Willie, awesome info. I can totally see where that's going.
I taught my dog how to alert bark, in prey, using the Leerburg e-book and a little advice from Will. What you described sounds kind of like the recall games on the Basic Ob video, which my wife and I already do with him, combined with the focus exercise on the Flinks Drive/Focus video. Brilliant. I'm so doing this.
Okay, this may be a dumb question, but what is agitation gear? I think of harness/leash that the dog hits against and pulls, as he approaches the "prey." When I trained our lab mix dog many years ago, he would on command hit the end of his leash so hard he would rear on his hind legs, snarling and growling at anything to which I said, "Get him, Shorty!" He looked absolutely ferocious.... but drop the leash and slack off the pull, he was super dooper puppy tail wagging wanting some lovin'.
Is that sort of what I need to go for, or is that totally the wrong idea? Shorty would never actually grab anything or anyone, but he sure as h*ll looked like he would!

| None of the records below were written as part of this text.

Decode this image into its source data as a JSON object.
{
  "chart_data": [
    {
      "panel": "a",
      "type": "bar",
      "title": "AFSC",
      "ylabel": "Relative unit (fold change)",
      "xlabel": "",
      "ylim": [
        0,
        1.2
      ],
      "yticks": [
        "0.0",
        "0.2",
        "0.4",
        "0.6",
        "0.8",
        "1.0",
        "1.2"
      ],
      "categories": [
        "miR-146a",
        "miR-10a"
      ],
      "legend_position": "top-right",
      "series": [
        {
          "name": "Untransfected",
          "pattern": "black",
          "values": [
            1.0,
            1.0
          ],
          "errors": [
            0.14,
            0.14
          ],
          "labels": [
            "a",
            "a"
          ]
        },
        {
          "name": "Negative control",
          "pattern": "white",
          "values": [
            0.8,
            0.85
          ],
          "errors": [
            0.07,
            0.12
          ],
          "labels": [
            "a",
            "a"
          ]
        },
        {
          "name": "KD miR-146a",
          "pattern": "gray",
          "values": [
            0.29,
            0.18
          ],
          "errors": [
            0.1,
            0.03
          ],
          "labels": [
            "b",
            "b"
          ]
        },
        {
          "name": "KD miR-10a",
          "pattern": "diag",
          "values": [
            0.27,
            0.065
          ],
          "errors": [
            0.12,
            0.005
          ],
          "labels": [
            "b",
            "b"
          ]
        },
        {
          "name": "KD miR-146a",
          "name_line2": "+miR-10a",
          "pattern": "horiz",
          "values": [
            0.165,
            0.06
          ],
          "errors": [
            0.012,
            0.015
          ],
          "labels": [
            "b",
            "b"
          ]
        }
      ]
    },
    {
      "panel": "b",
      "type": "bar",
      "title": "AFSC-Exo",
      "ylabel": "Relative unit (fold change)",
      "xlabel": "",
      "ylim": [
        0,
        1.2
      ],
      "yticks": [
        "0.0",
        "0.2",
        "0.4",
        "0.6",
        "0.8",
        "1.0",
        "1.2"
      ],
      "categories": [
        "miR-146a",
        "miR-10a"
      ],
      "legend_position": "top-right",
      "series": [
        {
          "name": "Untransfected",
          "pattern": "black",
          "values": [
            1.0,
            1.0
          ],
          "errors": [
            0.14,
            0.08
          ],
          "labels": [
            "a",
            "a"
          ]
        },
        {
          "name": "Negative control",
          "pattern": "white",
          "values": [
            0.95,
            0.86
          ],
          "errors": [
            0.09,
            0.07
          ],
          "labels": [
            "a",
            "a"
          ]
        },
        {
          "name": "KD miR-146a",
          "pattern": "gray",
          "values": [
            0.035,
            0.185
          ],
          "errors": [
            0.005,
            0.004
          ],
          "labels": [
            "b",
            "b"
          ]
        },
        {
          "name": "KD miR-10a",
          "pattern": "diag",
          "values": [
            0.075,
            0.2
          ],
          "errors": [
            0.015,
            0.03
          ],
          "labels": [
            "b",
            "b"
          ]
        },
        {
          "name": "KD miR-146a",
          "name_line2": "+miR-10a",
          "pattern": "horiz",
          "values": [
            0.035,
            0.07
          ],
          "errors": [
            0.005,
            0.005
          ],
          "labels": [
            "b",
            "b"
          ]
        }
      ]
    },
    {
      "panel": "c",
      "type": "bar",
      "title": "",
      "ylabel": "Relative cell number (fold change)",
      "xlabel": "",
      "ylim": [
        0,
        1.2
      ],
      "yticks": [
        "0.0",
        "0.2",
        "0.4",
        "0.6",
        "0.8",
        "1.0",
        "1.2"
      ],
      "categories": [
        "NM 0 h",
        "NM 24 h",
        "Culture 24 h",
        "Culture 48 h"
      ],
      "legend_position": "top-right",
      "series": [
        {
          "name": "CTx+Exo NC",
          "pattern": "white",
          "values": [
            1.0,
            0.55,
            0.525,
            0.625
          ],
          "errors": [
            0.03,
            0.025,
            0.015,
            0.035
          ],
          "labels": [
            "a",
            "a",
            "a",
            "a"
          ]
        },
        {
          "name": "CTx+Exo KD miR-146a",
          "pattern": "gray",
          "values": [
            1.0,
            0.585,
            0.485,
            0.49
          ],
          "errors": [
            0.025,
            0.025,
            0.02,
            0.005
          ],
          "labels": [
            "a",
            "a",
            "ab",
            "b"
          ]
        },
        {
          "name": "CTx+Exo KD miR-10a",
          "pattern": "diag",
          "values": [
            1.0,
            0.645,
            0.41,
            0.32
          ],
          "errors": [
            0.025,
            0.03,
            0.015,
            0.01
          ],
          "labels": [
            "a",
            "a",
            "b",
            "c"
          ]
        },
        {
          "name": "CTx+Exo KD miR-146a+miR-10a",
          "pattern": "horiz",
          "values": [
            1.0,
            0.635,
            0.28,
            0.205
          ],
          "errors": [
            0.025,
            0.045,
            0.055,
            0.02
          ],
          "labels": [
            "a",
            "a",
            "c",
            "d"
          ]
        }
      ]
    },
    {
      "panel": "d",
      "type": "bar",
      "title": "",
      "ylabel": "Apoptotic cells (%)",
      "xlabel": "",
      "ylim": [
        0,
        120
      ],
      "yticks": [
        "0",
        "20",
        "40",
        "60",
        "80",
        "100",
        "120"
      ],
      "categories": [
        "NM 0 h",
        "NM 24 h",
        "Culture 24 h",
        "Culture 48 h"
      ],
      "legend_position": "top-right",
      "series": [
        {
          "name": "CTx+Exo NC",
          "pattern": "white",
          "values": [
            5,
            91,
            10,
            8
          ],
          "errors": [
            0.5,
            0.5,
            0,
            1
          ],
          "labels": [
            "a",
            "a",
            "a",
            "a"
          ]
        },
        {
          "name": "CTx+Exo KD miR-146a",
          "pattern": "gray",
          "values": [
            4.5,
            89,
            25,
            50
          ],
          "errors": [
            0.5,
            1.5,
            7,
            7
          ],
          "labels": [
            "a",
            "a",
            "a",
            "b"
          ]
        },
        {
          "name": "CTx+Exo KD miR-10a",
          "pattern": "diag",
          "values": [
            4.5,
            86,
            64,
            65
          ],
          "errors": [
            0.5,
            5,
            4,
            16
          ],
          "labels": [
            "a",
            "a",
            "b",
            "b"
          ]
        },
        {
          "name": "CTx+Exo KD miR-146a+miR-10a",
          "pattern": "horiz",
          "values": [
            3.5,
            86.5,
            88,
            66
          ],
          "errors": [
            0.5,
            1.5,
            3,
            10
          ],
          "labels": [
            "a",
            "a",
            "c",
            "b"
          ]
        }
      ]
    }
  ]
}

And as someone said, if a stranger is willing to walk right through a snarling, barking pit/lab mix, I've got real trouble and need to be prepared.
The agitation gear we used for Jake was a special harness that he only wore when we were doing agitation work.
When he had it on he knew what he was supposed to be doing.
We used a harness because since he had low prey drive, a collar at first seemed to lower his drive.
H wasn't raised to be a working dog, so we had some retraining to do.
I had taught him not to pull on the collar, so he wouldn't.
Mason, (one of the MWD MPs) put him in a harness to help with this.
Scott, I'm glad that you are inspired.
A word of caution though...I had two professionals with me every step of the way, they would give me home work and I would go do it, then they would eval the dog and decide what we should be doing based on what the dog was doing.
The vids you listed are great, but I don't want people to think I'm advocating doing this sort of work without experience, or having someone who knows what they are doing help.
There is so much more involved int this process than what I was able to write. So much more.
You could end up with a really bad situation with the dog out of control, and locked in prey, or a dog that doesn't perform in a real life situation like Steve brought up.
I just don't want someone going off and trying this based on the few paragraphs I wrote.